Simplifying a key-value service using CHERIoT
Recently I ported a key-value store service to CHERIoT-RTOS. It highlighted a bunch of simplifications and performance improvements that CHERIoT and CHERIoT-RTOS provide.
The key-value service has a simple API (addOrUpdate(key, value)
, read(key)
and erase(key)
) and is required to serve multiple user applications while ensuring confidentiality of data stored by the different user applications. In conventional systems (both server-class and embedded), one will design such a service and the user applications roughly as follows:
- To ensure that the user applications do not read each other’s data, the key-value store should be in some abstraction of a “process”, with each user application in its own process. Each process in a conventional system will typically have code, globals, a stack and a thread associated with it.
- There will be a message queue for the user processes to interact with the key-value store process. The message queue can be in the same process as the key-value store. The messages in the queue should not be accessible by the user applications, other than just the ability to insert a new message. The message queue should reflect the priority of the user processes.
- Each user application should be associated with a unique unforgeable
userKey
that must be supplied with each user application request to authenticate the request. The easiest way to do it in a conventional system would be to use asymmetric encryption, encrypting the process-id of the user application, along with a request count using the public-key of the key-value store service, which the key-value store service can later decrypt using its private-key to get the process-id and the count. The service also has to maintain the count for each user application to ensure a match. Note that this involves the encryption/decryption overhead for each request and, less importantly, an overhead to maintain the count state of each user application. An alternative design would be to distribute a uniqueuserKey
to each user application at the beginning, and thisuserKey
must be large to avoid forging by another user application. Distributing such a key to each user application while ensuring that another user application does not have access to the key is non-trivial – one requires either a system-level service to send they key from the key-value store service to any user application confidentially (this can be done easily if the key-value store service is a privileged service that has access to all of the system memory, but this is not desirable), or a system-level service to distribute keys to multiple user applications. Note that even in embedded systems where all user applications are compiled into a firmware, one cannot assign these keys to the applications during firmware creation because the keys can then be read from the firmware’s binary.

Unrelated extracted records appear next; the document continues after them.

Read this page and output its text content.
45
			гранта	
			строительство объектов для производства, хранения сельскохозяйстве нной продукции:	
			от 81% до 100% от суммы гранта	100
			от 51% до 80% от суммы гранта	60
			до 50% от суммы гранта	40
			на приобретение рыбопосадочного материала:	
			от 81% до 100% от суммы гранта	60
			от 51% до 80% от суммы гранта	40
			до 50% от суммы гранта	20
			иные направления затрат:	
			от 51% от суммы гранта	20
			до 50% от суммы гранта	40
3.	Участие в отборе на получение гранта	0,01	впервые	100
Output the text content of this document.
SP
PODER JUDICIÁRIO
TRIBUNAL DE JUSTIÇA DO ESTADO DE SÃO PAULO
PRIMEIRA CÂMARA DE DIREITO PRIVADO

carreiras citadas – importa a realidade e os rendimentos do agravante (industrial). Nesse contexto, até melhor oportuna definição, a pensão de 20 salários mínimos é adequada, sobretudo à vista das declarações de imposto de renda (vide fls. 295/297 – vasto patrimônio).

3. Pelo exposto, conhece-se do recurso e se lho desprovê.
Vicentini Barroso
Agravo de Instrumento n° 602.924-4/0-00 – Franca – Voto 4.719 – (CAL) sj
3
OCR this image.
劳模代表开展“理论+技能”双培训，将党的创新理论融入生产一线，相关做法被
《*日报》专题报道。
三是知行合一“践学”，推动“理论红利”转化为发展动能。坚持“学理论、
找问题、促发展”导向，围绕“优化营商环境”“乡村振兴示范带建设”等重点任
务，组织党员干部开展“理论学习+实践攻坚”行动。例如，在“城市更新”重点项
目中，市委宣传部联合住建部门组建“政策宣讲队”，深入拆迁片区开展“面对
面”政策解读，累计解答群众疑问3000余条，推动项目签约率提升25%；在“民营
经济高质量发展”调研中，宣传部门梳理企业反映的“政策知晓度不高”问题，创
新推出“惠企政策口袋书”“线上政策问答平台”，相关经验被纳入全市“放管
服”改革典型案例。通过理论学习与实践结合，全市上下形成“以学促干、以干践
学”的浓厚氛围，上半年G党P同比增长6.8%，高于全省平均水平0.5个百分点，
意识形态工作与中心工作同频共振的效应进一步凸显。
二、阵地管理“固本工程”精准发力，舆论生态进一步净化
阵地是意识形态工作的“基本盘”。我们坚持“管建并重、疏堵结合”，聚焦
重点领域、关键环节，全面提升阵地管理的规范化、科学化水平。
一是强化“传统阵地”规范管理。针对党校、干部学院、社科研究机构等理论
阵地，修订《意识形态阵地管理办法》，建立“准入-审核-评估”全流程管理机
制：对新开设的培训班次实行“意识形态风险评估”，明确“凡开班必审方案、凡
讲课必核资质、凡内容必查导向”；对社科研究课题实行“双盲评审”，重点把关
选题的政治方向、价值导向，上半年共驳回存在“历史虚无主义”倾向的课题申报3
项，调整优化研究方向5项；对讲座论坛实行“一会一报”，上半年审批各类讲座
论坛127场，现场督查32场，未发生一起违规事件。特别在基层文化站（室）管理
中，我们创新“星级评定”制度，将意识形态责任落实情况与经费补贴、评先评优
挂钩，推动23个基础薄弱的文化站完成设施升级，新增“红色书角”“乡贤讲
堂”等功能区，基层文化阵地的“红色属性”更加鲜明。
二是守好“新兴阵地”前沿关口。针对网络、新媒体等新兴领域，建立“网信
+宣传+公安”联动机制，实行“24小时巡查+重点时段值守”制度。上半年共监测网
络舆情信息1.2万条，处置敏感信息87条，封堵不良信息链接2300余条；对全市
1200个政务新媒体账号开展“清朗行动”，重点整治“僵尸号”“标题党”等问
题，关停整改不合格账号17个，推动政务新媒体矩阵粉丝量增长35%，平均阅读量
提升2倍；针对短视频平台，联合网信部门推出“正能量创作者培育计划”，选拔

The separation of compartments and threads and the notion of sealed keys in CHERIoT satisfy all the above requirements elegantly. We can create a key-value store compartment exporting addOrUpdate(userKey, key, value)
, read(userKey, key)
and erase(userKey, key)
where userKey
is just a sealed object unique to each compartment. This way, there’s no need to encrypt or decrypt a userKey
during every API call. Rather, the unforgeability property is guaranteed by the sealing mechanism of CHERIoT. One also needs the userKey
’s to be unique for each user application which can be guaranteed by using different underlying values for each user application. Such a mechanism can be achieved either by static sealing or by dynamic sealing. I used static sealing in my approach, using a test code as a template (service code, service header and user application code). One can also use dynamic sealing as shown in this example, which requires another function userKey_t initialize()
exported by the key-value store service that has to be called by each user application before accessing the key-value store’s API, with the key-value store service assigning unique userKey
values to each initialize
call.
The performance and simplification benefits don’t stop with just avoiding encryption and decryption. As mentioned earlier, a conventional system will require creating a process for the key-value store service which involves creating a stack and a thread, whereas in CHERIoT the key-value store is just a threadless compartment; the thread running a specific user application can run the key-value store service. The user application simply makes a function call to one of the exported functions during which the CHERIoT-RTOS switcher switches to the compartment containing the service on the same thread. This avoids storing a stack and thread for the key-value store service. Remember that the unique, unforgeable sealed userKey
ensures that a user application can access only its own keys/values.
But how do we ensure that two user applications do not access the functions exported by the key-value store service concurrently? The discussion above alluded to the use of a message queue into which the user applications enqueue the request messages (concurrent enqueues protected by a lock) which the service dequeues one by one. As mentioned above, this requires seralizing the requests as opposed to passing them as arguments to function calls. Moreover, the priority of the user applications have to be maintained in the queue to ensure that the requests are dequeued in the right order. Instead, in CHERIoT-RTOS, one can use a single priority-inheriting lock for locking each of the functions exported by the key-value store service. As in a conventional system, the requests will still be processed one-by-one, therefore not affecting performance. Moreover, this piggy-backs on the CHERIoT-RTOS’ scheduler queue for each thread instead of creating another queue and maintaining the scheduler’s priority for the user applications in the new queue. Finally, there’s no need to serialize the requests as there’s no request queue; rather the key-value store API is just a function call to the appropriate function. All this leads to better performance than the design mentioned earlier using a conventional system.